Let me guess. You adulted. Big time. You sat down with an estate planning attorney, signed the papers, and walked out feeling like a responsible adult. Will? Check. Financial Power of Attorney and Advance Healthcare Directives? Double check. You practically deserve a gold star.
But here is the thing most people do not realize: those documents are usually the foundation, not the finish line. What they do is set a legal process in motion. What they may not do is automatically put cash in your family’s hands when they need it most. So while the process is grinding away, your loved ones are scrambling to pay for a funeral, navigate probate, and hire an attorney, all at the same time, all out of their own pocket.
All that paperwork is not going to stop your family from having the worst week of their lives get a whole lot worse.
Leaving access to funds for immediate expenses after your death is like paying for dinner and leaving the tip. Everyone remembers the dinner. Nobody thinks about the tip. Until the server is standing there and your family is digging through their pockets.
Here is what most people do not realize: the moment you die, banks can freeze accounts tied to your Social Security number faster than your family can say “funeral costs.” And even if the account does not freeze right away, using a deceased person’s accounts is legally considered fraud. So your family is stuck trying to scrape together $7,000 or $8,000 for a funeral with zero access to the money you worked your whole life to save.

Not exactly pocket change to pull together overnight…
And then there is the probate catch-22 that nobody warns you about. You need money to start the probate process. But the whole reason you are starting probate is to get the money. So your family needs assets to access assets. It is a vicious cycle, and they are spinning in it while grieving. I have seen it happen too many times.
One of my clients, let’s call her Paula, got a call from the morgue on a random Tuesday about her uncle. No warning. No will. Just a dead uncle with five properties, active tenants, and a broken air conditioner in Georgia in July. By the time she found me, she had already burned through thousands of her own money on his funeral, his properties, and legal fees. Probate had just started. She had a long, expensive road ahead. All because Uncle Ben was convinced he would live to 100 and kept putting off his will. He did not make it to 89.
Here is the part I love to share, because this is fixable. Right now. Today. Navigating the financial maze after a loss does not have to be your family’s problem. Here are six moves you can make, ideally with a trust and estate attorney or financial advisor in your corner, so your loved ones are not blindfolded at the starting line.

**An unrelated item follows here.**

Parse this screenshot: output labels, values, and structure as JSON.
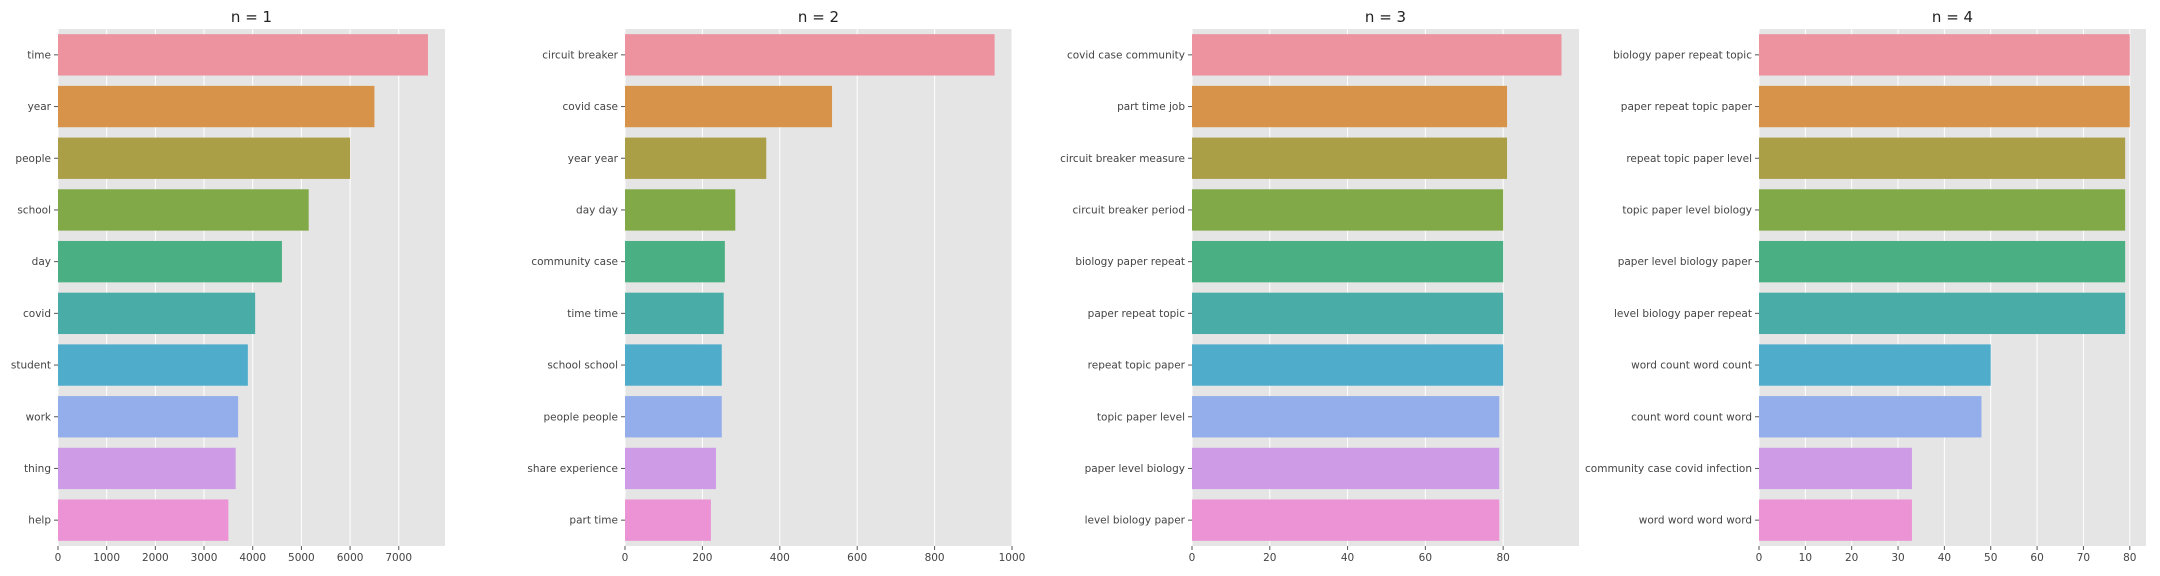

Six Ways to Leave the Tip on the Table
1. Purchase life insurance
Most attorneys I work with recommend this as the first line of defense for immediate after-loss expenses. Life insurance is typically one of the first things to pay out. Your named beneficiary gets the funds quickly once the claim is approved, no probate circus required.
2. Set up a dedicated “final expenses” account
Think of this as the VIP lane at the airport while everyone else is stuck in probate security. Set aside funds specifically for end-of-life costs with the right account structure, and your family can access what they need without waiting on a judge.
3. Add POD or TOD designations
A Payable on Death (POD) or Transfer on Death (TOD) designation is the baton pass of estate planning. Clean, direct, and no tripping over probate. Assets go straight to your named beneficiary the moment they are needed.
Real talk though: these designations override your will and your trust. If you set one up for just one person, it can throw off distributions for everyone else. Please, please review this with your attorney so your “quick fix” does not become someone else’s headache.
4. Joint accounts with survivorship rights
Adding a trusted person as a joint account holder means they automatically take the wheel when you are gone. No court, no waiting, no drama. It is the financial co-pilot you did not know you needed.
Just do not skip the conversation with your attorney or financial advisor about tax implications first. No shortcuts on that part.
5. Prepay your final expenses
Buy the burial plot. Lock in the funeral home services. Pre-planning is one of the kindest things you can do for your family because it means they are not making $8,000 decisions while sobbing into a tissue.
One caveat: what if the funeral home closes? What if your tastes change and that walnut casket with the silk pillow no longer feels like “you”? Make sure whatever you prepay has a solid refund or transfer policy. Green burial options are a thing now, just saying.
6. Explore burial insurance
Also called final expense or pre-need insurance, this is a straightforward way to earmark money for your send-off. According to Consumer Reports, you might pay $50 to $100 a month for a $10,000 death benefit.
Eyes open though: over time, you could pay more in premiums than the actual payout. The Funeral Consumers Alliance flags this, and I will echo it. Run the numbers before you commit.
Listen. None of this is fun to think about. I get it. But here is what I know after years of working with families in crisis: the ones who planned ahead? Their loved ones could actually grieve. The ones who did not? They spent months drowning in paperwork, debt, and family drama that did not have to happen. You have the power to decide which story your family gets to tell.